Preparation and Admission
Admission to this program is highly competitive. Although an undergraduate degree in Computer Science is not a requirement, students who wish to enter the Master's program must demonstrate competence in specific areas equivalent to the material covered in several of the undergraduate computer science core courses. The study of computer science at the graduate level requires mathematical maturity, skill in the use of high-level and machine-level programming languages, and basic knowledge of computer hardware.
Admission decisions are made by the department's Graduate Program Committee. In addition to specific knowledge area prerequisites, normally a 3.0 undergraduate GPA and a Graduate Record Examination general (aptitude) score in the 60th percentile are the minimum admission requirements. Actual admission is based on a combination of knowledge area preparation and undergraduate GPA. CS is no longer requiring GRE scores.

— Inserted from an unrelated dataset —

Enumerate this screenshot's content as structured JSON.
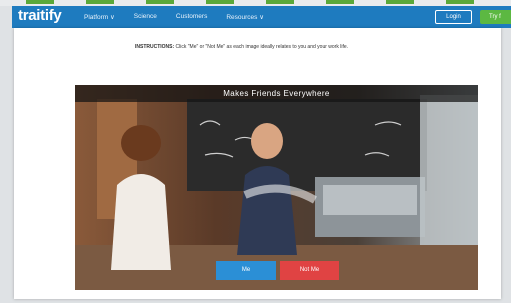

International students for whom English is a second language must demonstrate English language proficiency as evidenced by achieving a TOEFL score that meets or exceeds one of the following minimum requirements:
|Exam Type||Potential Score||Minimum Score for Admission|
|Internet||0 - 120||79|
|Computer||0 - 300||13|
|Written||310 - 677||550|
Prerequisites for Admission
Before being accepted into the Master's program, a prospective student must provide demonstrated evidence that he or she has mastery of certain basic mathematical and computer science skills. Courses covering the following subject are the minimum prerequisites necessary for admission: a structured, high-level programming language (CS 120); data structures (CS 121); computer organization and architecture (CS 150); a full year of calculus (MATH 170 and 175); and discrete mathematics (MATH 176). The University of Idaho courses identified above will satisfy the prerequisite requirements. Equivalent courses taken at other educational institutions will also be accepted. An official record, such as a college or university transcript, that substantiates the preparation, is expected.
Admission With Deficiencies
A student who meets the general requirements and prerequisite requirements identified above may be admitted, but his or her academic credentials will be reviewed to ensure adequate preparation that will support study at the graduate level. A student who does not have an adequate background in specific foundational areas of Computer Science will be required to complete additional undergraduate courses in areas in which he or she is considered to be deficient. Potential deficiency areas for graduate work in computer science are: computing languages (CS 210); computer operating systems (CS 240); system software (CS 270); software engineering (CS 383); theory of computation (CS 385); and analysis of algorithms (CS 395). The University of Idaho courses identified above will satisfy the deficiency requirements. Equivalent courses taken at other educational institutions will also be accepted. An official record, such as a college or university transcript, that substantiates the preparation, is expected. Credit for deficiency courses cannot be counted toward the total credits required for the graduate degree. Deficiency courses will generally be prerequisites for more advanced courses in the program, consequently, a student with identified deficiencies is expected to complete course work that removes the deficiencies as rapidly as possible.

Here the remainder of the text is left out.